Joseph Gross, age 15, of Wichita, Kansas, for his question:
What is life?
Everything in and on our planet is created from about 92 chemical elements. Only about 35 of these elements are used to create all its forms of life. Scientists can explain how many of these biochemicals are used by plants and animals. They can speculate how life orginated on our planet. But so far, nobody can say what life really is. However, ,just wondering about it stretches the brain, warms the heart and helps us to feel at home on this luxurious planet.
Our earth is a treasure house of inorganic minerals, such as rocks and water, and non living energies, such as sunlight and weather. But its greatest treasure is life which comes in about 1 1/2 million different species of animals and plants. They thrive and multiply, live and die and hand on the miracle of life from generation to generation. All living things are made of protoplasm, or cytoplasm, organized in cell units.
Their organic chemicals, or biochemicals, change from moment to moment as the living cells respond to their environment, digest and grow and multiply. Non living things cannot perform these miracles. Yet the rocks, the air and the oceans contain all the chemicals found in living things, plus more than 50 others. The four major elements in living cells are carbon and oxygen, nitrogen and hydrogen. These and more than 30 others are abundant in the non living world of nature. But only the busy biochemicals have the wondrous, mysterious force we call life.

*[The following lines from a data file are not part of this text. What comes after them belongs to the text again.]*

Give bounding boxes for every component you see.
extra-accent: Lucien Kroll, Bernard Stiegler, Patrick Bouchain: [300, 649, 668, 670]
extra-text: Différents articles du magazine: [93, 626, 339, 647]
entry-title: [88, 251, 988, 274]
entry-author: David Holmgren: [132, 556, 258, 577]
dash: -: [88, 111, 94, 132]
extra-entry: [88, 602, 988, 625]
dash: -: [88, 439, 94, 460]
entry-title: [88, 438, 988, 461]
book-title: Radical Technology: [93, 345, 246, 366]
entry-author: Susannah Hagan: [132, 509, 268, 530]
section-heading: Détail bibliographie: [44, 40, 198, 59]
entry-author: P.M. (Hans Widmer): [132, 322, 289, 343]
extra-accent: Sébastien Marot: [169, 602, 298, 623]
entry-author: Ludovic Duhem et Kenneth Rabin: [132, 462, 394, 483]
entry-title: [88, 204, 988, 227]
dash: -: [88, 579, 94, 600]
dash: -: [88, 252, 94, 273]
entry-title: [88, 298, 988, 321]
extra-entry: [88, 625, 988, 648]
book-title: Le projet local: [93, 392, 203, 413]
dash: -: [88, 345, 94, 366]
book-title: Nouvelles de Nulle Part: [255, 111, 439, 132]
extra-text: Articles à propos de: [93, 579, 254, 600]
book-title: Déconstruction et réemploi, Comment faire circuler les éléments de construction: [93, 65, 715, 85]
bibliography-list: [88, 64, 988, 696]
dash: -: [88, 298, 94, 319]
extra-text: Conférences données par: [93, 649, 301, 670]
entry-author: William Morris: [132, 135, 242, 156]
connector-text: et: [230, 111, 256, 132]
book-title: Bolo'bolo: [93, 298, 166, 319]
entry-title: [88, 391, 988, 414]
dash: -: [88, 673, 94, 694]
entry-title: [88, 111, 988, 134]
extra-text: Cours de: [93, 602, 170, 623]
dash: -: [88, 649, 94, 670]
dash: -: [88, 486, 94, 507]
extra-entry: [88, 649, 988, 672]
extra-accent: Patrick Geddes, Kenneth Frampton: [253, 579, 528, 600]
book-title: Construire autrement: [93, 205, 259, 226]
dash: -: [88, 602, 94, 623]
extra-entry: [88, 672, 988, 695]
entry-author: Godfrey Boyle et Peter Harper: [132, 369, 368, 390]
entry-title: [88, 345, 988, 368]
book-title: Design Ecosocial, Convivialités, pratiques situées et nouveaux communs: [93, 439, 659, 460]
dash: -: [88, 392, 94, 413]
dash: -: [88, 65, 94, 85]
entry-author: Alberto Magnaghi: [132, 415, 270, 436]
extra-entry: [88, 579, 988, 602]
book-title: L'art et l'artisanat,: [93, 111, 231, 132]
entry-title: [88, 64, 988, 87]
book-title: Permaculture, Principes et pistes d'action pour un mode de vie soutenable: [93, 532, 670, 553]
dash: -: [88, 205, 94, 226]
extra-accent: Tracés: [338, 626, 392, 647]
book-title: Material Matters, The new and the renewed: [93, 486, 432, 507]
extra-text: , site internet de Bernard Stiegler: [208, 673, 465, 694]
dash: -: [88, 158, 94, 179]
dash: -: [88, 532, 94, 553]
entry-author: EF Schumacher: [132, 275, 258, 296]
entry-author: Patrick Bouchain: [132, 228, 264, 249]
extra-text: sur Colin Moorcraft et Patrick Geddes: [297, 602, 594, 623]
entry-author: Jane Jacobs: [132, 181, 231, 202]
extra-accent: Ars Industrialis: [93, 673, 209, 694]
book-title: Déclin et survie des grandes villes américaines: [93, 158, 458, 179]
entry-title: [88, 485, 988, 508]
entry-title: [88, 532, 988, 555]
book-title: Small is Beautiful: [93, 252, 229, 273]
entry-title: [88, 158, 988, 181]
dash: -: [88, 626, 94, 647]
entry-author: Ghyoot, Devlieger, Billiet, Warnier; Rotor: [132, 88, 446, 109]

The greatest wonder is the relationship between life and the non living earth. We are lucky to be alive when for the first time mankind has to face this fact, or perish. We need its breathable air and drinkable water. Most of all, we need to share our generous earth with more than a million different plants and animals.
We cannot say exactly what life is, but maybe we need to keep asking the question. It compels us to accept this most comfortable aspect of life. Surely this is the mysterious union between the earth and her multitudes of dependant children. From her point of view, the name of the game is give and take, a never ending changing and exchanging between the living and the non living.
Ecologists trace the complex chains that link everything together. All life forms depend directly or indirectly upon each other and all of them depend on the non living air, water, soil and other basic resources. When our minds wander into this realm, the question about life tends to get lost in a much bigger picture.
Someday scientists may be able to explain the secret of life, perhaps when we have had more time to find and fulfill our own role in the enormous scheme of things. Then the answer may not seem so urgent. Perhaps it will be enough to know that life is something we share with all the plants and animals. We are all part of it ¬and life is part of all the other infinitely complex business of this smallish planet.